NGO questions Xinxiang's claim it bought all cadmium-laced wheat

(Beijing) – The environmental group that recently uncovered cadmium-tainted wheat in Xinxiang, Henan Province, said it is still investigating the local government's claim that it had bought the entire contaminated stock.
Cui Wenjun, head of the district's Environmental Protection Bureau, told Caixin on Aug 29 that the Xinxiang government had bought from the summer harvest an undisclosed amount of wheat that was suspected of being contaminated with the carcinogenic soft metal.
Tian Jing, a volunteer at the nongovernmental organization, Airman in Beijing, said that the NGO had found high levels of cadmium in wheat samples it collected over a 12-month period, starting in June 2015, on 10 hectares of land near two battery factories in Xinxiang's Muye District. The samples contained six to 34 times more cadmium than allowed by national food safety standards, she said.

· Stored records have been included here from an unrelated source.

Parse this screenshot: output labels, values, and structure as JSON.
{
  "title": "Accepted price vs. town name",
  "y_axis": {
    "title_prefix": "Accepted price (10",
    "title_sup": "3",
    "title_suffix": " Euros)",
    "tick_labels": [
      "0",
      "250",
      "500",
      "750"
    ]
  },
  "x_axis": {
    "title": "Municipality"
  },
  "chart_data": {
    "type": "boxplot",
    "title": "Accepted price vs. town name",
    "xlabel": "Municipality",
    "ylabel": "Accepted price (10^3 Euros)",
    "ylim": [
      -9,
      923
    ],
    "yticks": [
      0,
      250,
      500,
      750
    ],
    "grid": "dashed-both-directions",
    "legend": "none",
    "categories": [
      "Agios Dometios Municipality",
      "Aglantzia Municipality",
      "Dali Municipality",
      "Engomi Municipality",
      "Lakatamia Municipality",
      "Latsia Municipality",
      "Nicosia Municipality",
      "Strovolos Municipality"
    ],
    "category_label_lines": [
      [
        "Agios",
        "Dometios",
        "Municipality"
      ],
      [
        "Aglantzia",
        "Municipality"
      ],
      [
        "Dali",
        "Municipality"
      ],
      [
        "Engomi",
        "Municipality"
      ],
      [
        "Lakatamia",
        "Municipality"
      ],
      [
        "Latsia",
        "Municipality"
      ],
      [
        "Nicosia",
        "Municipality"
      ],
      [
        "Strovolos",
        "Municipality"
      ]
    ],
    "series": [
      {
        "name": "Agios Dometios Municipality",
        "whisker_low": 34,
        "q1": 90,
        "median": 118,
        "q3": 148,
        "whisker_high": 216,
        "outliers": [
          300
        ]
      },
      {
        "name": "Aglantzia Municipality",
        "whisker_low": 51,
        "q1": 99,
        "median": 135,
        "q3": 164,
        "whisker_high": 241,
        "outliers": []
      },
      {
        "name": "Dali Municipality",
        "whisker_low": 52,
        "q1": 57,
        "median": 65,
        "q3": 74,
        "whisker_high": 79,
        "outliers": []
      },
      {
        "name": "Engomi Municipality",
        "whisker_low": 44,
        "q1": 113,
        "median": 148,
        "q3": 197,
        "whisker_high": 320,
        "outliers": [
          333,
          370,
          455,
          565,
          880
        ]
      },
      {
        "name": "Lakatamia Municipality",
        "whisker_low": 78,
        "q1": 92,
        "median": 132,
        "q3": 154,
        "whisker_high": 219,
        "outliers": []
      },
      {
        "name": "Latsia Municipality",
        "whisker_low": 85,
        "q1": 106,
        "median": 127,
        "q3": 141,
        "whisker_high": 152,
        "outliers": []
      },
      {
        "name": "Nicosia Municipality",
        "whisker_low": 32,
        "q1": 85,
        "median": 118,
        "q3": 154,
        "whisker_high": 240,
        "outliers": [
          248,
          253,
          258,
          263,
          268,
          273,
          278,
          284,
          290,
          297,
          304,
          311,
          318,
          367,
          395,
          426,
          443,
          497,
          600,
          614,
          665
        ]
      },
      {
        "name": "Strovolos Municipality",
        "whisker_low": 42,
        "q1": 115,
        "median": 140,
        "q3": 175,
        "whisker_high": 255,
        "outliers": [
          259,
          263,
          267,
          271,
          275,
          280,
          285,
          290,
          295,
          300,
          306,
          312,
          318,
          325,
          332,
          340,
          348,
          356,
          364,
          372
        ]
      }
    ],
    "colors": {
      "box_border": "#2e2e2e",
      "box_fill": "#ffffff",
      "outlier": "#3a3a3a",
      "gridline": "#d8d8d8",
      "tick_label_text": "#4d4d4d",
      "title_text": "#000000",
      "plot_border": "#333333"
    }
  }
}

Cui said the local government had known about the problem of soil contamination in the land near the factories and earmarked the area for a soil restoration project in 2012. But local farmers flouted the government ban and continued to grow wheat there anyway, he said.
Cui said the government had bought all the wheat grown on the toxic land and will use the wheat to make industrial starch used in paper mills and textile manufacturing and ethanol.
But Tian said the NGO was able to independently verify only that authorities had purchased the harvest from fields near one factory, and did so by interviewing farmers and inspecting government-run granaries.
Wheat grown in some of the most toxic plots of land may have been released to the market before district authorities bought up the stock, she said. The NGO was still probing the government's claim that the entire harvest had been purchased, Tian added.
Chinese consumers have been hit in recent years by a string of food safety scandals linked to contaminated soil.
An unannounced quantity of cadmium-laced rice was found in shelves in the southern province of Guangdong in 2013. Over half of it came from the central province of Hunan, another hub of chemical manufacturing.
A survey released by the Ministry of Environmental Protection and the Ministry of Land Resources in April 2014 found that over 16 percent of all soil samples collected nationwide had unacceptable levels of pollutants, including cadmium. Nearly one-fifth of the 133 million hectares of farmland in the country is contaminated and not suitable to grow food for consumption, the survey discovered.